Lima Tahun Kesunyian Para Pendusta

Bintang Purwanda
Chapter #3

Arina Komatsu: Si Anak Durhaka

MENIKAHI Tomo sebenarnya merupakan sebuah bentuk perlawanan Arina Komatsu. Sejak lama ia menganut paham bahwa status sebagai anak bukanlah pembatas kebebasan, yang selama ini tampaknya banyak sekali keluarga-keluarga di dunia ini menganut pemahaman bahwa anak harus selalu mematuhi orang tuanya, tak peduli apakah yang harus dipatuhi itu baik atau buruk. Arina tumbuh seperti anak-anak lainnya di dunia yang tumbuh besar dalam tekanan. Ayahnya seorang insinyur perminyakan sukses yang kerap melanglang buana. Ibunya seorang rektor yang disegani dunia akademis Jepang. Dan Arina besar di bawah bayangan nama besar keduanya yang tentu membuatnya menumpuk segala pikiran untuk bebas dan membalas.

Sebetulnya untuk apa sih hidup seorang anak di dunia?

Arina digelayuti segala tanya. Apakah seorang anak dilahirkan hanya untuk menuruti kemauan kedua orang tuanya, dan ia tidak berhak untuk memilih jalannya sendiri? Jika begitu, apa artinya kecerdasan? Buat apa sekolah? Apakah itu hanya demi mengajar sandangan lulusan universitas ini dan itu? Arina memang cukup jauh melangkah di jalan bayang-bayang, namun itu tentu membuatnya muak, dan pada akhirnya ia akan meluah.

Sebetulnya untuk apa sih hidup seorang anak di dunia? Jika hidupnya habis untuk memenuhi hasrat kedua orang tuanya, ke mana lagi ia harus mencari kebahagiaan? 
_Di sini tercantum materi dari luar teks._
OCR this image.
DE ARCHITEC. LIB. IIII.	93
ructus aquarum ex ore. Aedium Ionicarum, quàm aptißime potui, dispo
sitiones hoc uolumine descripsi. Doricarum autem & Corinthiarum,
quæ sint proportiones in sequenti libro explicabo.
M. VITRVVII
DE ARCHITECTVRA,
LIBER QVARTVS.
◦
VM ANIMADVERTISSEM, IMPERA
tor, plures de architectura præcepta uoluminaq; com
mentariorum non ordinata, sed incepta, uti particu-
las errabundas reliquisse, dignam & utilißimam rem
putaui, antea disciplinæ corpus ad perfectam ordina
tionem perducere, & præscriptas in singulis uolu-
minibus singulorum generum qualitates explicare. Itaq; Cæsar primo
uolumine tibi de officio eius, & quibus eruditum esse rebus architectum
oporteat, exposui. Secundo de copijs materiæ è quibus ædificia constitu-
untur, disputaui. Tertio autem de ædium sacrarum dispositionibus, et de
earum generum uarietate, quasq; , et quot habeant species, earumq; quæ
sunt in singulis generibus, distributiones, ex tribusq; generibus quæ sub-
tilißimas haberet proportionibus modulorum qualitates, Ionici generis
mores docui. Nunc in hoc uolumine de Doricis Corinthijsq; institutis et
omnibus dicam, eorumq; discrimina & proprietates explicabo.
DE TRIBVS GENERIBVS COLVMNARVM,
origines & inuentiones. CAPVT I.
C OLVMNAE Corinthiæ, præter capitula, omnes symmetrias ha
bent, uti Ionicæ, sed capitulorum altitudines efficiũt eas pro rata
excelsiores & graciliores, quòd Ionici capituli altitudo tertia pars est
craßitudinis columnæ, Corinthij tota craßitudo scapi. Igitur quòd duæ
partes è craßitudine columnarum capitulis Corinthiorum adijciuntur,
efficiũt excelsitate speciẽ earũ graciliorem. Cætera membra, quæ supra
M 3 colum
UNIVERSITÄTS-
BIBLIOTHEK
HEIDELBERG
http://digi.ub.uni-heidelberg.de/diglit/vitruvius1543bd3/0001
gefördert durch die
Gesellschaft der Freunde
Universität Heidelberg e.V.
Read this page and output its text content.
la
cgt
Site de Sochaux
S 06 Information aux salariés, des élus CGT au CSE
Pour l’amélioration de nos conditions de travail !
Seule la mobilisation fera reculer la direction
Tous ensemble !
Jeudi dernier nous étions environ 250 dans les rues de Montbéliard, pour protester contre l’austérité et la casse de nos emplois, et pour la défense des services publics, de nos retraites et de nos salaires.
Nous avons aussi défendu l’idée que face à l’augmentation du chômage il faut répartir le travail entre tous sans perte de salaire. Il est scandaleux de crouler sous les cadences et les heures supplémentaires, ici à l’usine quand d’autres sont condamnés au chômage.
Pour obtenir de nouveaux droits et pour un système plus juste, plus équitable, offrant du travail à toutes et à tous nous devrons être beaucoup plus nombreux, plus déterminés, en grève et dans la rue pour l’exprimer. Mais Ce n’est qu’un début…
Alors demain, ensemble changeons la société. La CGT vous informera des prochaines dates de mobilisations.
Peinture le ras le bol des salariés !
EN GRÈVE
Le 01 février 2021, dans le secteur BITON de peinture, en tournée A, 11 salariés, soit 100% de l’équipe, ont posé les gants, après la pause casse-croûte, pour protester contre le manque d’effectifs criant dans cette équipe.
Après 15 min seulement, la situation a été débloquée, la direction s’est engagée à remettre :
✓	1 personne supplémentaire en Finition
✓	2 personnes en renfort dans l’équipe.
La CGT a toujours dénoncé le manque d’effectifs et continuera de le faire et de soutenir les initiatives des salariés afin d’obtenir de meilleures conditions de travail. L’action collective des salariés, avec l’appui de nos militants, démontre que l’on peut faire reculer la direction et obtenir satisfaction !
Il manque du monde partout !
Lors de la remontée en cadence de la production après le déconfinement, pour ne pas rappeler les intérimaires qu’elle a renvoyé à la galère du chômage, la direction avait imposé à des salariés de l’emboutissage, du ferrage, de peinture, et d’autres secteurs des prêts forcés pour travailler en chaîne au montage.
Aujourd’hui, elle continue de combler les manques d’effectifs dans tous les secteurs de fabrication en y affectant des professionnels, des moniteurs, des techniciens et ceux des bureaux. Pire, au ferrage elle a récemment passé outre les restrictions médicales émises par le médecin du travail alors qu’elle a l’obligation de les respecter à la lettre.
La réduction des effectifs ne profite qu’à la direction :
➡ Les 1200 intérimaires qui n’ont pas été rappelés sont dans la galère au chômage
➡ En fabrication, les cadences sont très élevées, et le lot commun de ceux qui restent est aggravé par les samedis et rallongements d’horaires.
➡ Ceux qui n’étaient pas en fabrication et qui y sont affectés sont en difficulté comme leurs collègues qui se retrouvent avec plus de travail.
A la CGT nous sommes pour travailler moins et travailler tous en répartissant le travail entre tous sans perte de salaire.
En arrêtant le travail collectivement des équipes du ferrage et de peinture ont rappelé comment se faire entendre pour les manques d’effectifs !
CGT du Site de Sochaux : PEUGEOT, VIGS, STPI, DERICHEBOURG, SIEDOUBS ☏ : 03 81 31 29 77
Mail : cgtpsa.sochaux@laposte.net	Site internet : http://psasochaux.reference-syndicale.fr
Arina bertanya, di sebuah kelas pagi. Pertanyaan yang memancing ricuh yang timbul tenggelam. Seolah semuanya sepakat dan ingin mengutarakannya sejak lama, namun urung karena berbagai macam alasan. Lupa. Enggan. Dan hari itu Arina bertanya, mewakili keresahan yang terlupa. Dosen yang tengah berdiri di depan kelas itu tertegun. Dosen itu seperti mendapatkan tonjokan keras di ulu hati yang membuatnya kaku seketika. Puluhan pasang mata menatapnya secara intimidatif, namun dosen itu tentu punya harga diri. Dosen itu lalu menghampiri Arina di kursinya.

Lalu menamparnya. Keras sekali.

Pagi cerah itu seolah membeku. Jarum jam berhenti berdetak. Kicau burung di pohon-pohon cedar berubah sesenyap malam yang pekat.

Apakah tamparan itu jadi jawaban? Tidak, bagi orang-orang biasa. Namun itu cukup menjadi jawaban buat Arina. Arina pun mengerti bahwa waktunya untuk membalas sudah tiba.